Guillermo del Toro is famed for supporting the underdog in his work, lauded for creating feminist films. Consider this review in The New York Times as evidence:

“In Mr. del Toro’s world, though, reality is the domain of rules and responsibilities, and realism is a crabbed, literal-minded view of things that can be opposed only by the forces of imagination. This will never be a fair or symmetrical fight, and the most important reason to make movies like this one – or, for that matter, to watch them – is to even the odds.”

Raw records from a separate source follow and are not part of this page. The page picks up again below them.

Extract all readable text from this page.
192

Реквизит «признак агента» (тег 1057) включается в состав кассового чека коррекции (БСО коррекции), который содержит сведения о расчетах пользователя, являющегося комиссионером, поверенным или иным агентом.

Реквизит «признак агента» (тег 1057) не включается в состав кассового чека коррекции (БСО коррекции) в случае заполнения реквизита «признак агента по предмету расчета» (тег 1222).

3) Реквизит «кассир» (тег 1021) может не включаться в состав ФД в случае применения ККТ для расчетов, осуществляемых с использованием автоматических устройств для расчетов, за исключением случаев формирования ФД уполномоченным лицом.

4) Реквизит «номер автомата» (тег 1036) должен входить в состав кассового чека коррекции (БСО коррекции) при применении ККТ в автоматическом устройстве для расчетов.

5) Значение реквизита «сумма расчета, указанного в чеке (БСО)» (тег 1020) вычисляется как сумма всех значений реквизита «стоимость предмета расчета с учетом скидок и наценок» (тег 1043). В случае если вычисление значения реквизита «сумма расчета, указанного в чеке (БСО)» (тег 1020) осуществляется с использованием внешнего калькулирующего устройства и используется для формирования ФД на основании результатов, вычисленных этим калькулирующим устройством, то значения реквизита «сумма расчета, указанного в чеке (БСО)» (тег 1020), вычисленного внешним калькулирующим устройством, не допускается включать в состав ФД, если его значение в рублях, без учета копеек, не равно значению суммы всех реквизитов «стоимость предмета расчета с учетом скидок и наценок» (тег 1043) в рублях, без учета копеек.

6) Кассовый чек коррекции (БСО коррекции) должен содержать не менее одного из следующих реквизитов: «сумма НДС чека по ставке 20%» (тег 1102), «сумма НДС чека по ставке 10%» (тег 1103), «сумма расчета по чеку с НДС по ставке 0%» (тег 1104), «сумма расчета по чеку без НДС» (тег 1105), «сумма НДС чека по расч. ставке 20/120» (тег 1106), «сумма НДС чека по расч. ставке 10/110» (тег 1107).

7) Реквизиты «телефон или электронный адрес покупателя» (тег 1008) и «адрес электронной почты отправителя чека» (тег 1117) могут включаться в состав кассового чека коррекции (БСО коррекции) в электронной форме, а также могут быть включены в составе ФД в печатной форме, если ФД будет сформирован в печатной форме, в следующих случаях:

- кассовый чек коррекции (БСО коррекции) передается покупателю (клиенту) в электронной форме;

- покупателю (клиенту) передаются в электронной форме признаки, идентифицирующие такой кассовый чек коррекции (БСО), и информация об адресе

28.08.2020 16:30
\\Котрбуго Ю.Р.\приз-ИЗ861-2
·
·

-NYTimes Review of The Shape of Water

However, when critically observing del Toro’s films through a feminist lens supported by Carol Clover’s Final Girl Theory, del Toro’s films become more pervasive. Clover’s theories reveal del Toro’s films as a perpetuation of the patriarchy and a reinforcement of hegemonic masculinity under the guise of a feminist text. This presentation will critique two of del Toro’s films, The Shape of Water and Pan’s Labyrinth, in an effort to expose del Toro’s habits of reinforcing the patriarchal structure. I will lean on the theories of Clover and Kenneth Burke’s idea of equipment for living in my analysis of del Toro’s films. I will be exposing the films as a perpetuation of the patriarchal structure in film and therefore contradictory to what del Toro himself asserts about his own work. The audience can expect to observe a deconstruction of del Toro’s films, while also leaving with an example to follow to produce similar work through Clover and Burke’s theories.

Scheduled on: 
Friday, November 8, 9:30 am to 10:45 am

About the presenter

Lindsay Elaine Mapes

Currently, I am a graduate student in my final year of The University of Findlay’s Writing and Rhetoric Program. My undergraduate degree is in Communication with a concentration in Journalism and a minor in English from Adelphi University. Special interests include but are not limited to: folklore and fairy tales, medieval literature, film and cultural studies, digital storytelling, and creative nonfiction.